Les liquidations ont cessé - et le vœu du 7 octobre est en danger
Selon les estimations des services de sécurité, environ 400 terroristes de la « Nukhba » ayant participé au massacre n'ont pas encore été éliminés ou arrêtés. La promesse de poursuivre les participants au massacre jusqu'au dernier n'est pas une monnaie d'échange, mais une obligation morale envers les familles des personnes assassinées, des otages et des soldats tombés au combat.

De tous les articles que le « Conseil de la paix » et Israël discutent actuellement concernant Gaza et le faux-semblant appelé « désarmement du Hamas », l'un d'eux est particulièrement révoltant : l'exigence faite à Israël de cesser, ne serait-ce que pour une courte période, la liquidation des monstres de la « Nukhba » et des autres terroristes ayant participé au massacre du 7 octobre.
La volonté même de discuter de cette question est problématique. Le fait que ces liquidations soient désormais soumises à l'approbation du chef d'état-major et de l'échelon politique montre qu'Israël cède déjà partiellement à cette exigence, alors qu'avant le 4 août, ces liquidations ne nécessitaient que l'approbation d'un commandant de région.
Certes, il ne s'agit probablement pas d'une question de sécurité. Il est tout à fait possible que les monstres qui ont décapité, brûlé, assassiné et violé des hommes, des femmes et des enfants le 7 octobre ne représentent pas actuellement une « menace immédiate ». Mais c'est certainement une question morale de premier ordre, et Israël a le devoir de dire qu'il a également une telle obligation. Les crimes contre l'humanité et le génocide ne doivent pas faire l'objet de négociations, ni avec le « Conseil de la paix », ni avec les États-Unis.

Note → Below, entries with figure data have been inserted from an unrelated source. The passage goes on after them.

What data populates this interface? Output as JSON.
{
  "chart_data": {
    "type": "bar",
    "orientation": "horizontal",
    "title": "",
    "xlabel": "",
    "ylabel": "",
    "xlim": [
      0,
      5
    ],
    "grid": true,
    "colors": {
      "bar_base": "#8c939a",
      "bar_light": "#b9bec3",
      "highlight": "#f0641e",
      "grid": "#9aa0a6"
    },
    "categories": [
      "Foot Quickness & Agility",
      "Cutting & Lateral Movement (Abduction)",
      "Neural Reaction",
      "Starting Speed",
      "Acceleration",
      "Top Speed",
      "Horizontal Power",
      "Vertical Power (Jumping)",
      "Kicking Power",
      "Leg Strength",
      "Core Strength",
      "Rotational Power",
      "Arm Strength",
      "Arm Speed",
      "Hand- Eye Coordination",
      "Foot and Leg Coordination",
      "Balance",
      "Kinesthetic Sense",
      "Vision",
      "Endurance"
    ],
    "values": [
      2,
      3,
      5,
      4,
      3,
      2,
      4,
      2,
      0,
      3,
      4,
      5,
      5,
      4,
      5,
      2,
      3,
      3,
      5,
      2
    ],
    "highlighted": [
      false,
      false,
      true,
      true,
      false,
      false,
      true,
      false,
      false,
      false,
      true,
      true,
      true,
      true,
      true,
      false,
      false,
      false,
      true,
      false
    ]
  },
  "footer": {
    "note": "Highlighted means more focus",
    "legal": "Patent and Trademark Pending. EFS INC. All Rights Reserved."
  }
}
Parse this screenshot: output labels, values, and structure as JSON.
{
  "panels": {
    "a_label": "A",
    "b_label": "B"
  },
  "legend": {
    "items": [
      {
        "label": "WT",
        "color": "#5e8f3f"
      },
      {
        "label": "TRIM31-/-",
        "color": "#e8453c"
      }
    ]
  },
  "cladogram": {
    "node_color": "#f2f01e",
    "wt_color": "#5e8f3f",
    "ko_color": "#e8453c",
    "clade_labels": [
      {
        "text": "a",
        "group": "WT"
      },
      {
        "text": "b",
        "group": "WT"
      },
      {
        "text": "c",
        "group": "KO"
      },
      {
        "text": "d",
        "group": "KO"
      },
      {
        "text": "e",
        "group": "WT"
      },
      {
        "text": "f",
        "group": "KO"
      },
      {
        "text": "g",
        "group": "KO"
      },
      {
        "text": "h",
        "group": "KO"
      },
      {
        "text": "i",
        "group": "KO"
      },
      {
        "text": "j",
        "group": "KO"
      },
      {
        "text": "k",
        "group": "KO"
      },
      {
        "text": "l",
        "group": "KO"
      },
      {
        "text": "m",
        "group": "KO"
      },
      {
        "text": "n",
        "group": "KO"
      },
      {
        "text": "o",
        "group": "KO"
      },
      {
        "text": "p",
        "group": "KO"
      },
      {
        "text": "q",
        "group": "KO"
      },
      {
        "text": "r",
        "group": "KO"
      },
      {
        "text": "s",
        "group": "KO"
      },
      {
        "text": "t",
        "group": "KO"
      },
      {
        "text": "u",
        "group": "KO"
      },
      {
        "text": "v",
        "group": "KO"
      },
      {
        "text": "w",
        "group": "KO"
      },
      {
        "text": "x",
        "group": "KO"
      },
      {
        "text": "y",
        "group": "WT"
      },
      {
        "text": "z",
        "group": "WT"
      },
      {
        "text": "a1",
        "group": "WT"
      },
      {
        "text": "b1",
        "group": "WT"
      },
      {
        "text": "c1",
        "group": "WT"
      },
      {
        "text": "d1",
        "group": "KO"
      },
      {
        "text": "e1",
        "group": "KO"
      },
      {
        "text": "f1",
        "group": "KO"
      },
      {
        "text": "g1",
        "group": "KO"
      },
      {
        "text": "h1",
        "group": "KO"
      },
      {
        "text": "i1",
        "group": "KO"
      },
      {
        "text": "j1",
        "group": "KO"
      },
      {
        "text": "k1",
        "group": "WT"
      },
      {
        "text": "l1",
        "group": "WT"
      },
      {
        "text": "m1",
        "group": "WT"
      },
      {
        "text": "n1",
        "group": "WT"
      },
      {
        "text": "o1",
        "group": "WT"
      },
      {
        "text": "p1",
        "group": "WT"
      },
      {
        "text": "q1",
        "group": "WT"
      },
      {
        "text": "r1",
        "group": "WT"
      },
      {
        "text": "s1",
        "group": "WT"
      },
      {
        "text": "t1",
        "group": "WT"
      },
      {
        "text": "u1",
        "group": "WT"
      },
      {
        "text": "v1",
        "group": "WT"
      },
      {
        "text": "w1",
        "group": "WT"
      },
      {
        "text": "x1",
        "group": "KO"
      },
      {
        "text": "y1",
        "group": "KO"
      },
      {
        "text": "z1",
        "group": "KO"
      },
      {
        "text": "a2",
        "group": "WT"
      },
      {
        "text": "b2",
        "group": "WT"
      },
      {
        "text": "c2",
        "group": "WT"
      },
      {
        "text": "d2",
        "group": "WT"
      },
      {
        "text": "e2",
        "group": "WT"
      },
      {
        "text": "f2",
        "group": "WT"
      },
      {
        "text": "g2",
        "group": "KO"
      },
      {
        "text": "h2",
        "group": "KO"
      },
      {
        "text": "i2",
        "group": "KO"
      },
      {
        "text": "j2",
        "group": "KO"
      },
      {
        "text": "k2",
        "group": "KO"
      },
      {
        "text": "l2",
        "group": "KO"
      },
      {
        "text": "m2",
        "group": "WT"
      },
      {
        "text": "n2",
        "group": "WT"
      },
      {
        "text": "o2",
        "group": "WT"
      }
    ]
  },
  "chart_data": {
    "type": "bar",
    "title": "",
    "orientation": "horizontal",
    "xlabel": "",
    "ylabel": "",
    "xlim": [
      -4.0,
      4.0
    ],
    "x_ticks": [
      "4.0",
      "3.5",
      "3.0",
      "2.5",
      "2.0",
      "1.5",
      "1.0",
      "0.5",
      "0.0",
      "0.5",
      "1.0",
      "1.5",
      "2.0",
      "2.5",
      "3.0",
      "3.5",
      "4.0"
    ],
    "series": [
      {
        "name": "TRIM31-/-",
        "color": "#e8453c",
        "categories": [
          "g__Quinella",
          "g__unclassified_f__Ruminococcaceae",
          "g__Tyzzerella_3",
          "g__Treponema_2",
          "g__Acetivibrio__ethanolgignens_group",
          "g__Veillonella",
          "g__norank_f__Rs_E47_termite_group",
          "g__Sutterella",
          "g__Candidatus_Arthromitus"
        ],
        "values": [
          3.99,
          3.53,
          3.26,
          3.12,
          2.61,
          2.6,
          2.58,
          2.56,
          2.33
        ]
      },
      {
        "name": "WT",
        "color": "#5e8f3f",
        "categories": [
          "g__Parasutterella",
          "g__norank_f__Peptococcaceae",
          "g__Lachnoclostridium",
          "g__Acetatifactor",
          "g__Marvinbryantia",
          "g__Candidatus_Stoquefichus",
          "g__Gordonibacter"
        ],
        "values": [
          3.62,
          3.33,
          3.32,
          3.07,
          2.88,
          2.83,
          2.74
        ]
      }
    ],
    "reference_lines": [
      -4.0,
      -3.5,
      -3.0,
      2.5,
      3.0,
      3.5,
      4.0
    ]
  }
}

Les derniers des 2 562 participants au massacre que la force opérationnelle spéciale de Tsahal et du Shin Bet (Nili) a éliminés étaient Abdallah Abou al-Latif dans la région de Deir al-Balah, et Salem Jamal Abou Labad, chef d'une cellule de la force « Nukhba » qui a fait un raid sur le kibboutz Nir Oz. Tous deux ont été éliminés le 2 août. Depuis lors, bien qu'il y ait eu des opportunités opérationnelles, les liquidations ont été suspendues pour permettre des négociations sur le bluff du désarmement du Hamas - une idée aussi agréable et réaliste que l'idée de transformer Gaza en Singapour du Moyen-Orient.
Le préjudice moral causé par la suspension et le retard de la liquidation des membres de la « Nukhba » est, avant tout, envers les familles des otages, les familles des personnes assassinées et les soldats tombés au combat. Il avait été promis à ces familles que quiconque avait pris part aux atrocités de ce jour-là serait poursuivi chaque jour du reste de sa vie jusqu'à ce qu'il soit éliminé. Cet engagement n'était pas seulement des paroles en l'air, mais un vœu moral sacré que la société israélienne s'est fait à elle-même, à partir des cendres du 7 octobre.
Ce vœu, qui était lié au vœu de ramener les otages, ne doit pas être rompu, même sous une forte pression américaine, et même sous la pression des médiateurs, des parrains des « Frères musulmans » et du Hamas, la Turquie et le Qatar. Mais malheureusement, cette promesse est maintenant remise en question, et j'espère que nous nous trompons.
Après l'assassinat de 11 athlètes israéliens à Munich en 1972, Israël a mené l'opération « Colère de Dieu » et a poursuivi sans relâche, pendant des mois et des années, dans le monde entier, les commanditaires des terroristes et les hauts responsables de l'organisation terroriste palestinienne « Septembre noir ». Il en a éliminé beaucoup.
Moralement, Israël est aujourd'hui encore plus obligé qu'à l'époque, tant en raison de la nature du massacre que de son ampleur. Selon les estimations des services de sécurité, il reste environ 400 membres de la « Nukhba » qui ont participé au massacre et n'ont pas encore été éliminés (ou arrêtés), et des milliers d'autres parmi la population « non impliquée » qui sont venus terminer le travail, brûler, piller, et même assassiner et participer à des enlèvements.
Tout cela ne doit faire partie d'aucun accord ou entente avec le Hamas ou toute autre partie : pas d'immunité temporaire, pas d'immunité permanente, et pas d'arrangements de fuite ou de territoire qui deviendrait un sanctuaire pour eux. Mais seulement un commandement dans l'esprit des paroles de David dans les Psaumes : « Je poursuis mes ennemis et je les atteins, et je ne reviens pas avant de les avoir exterminés ».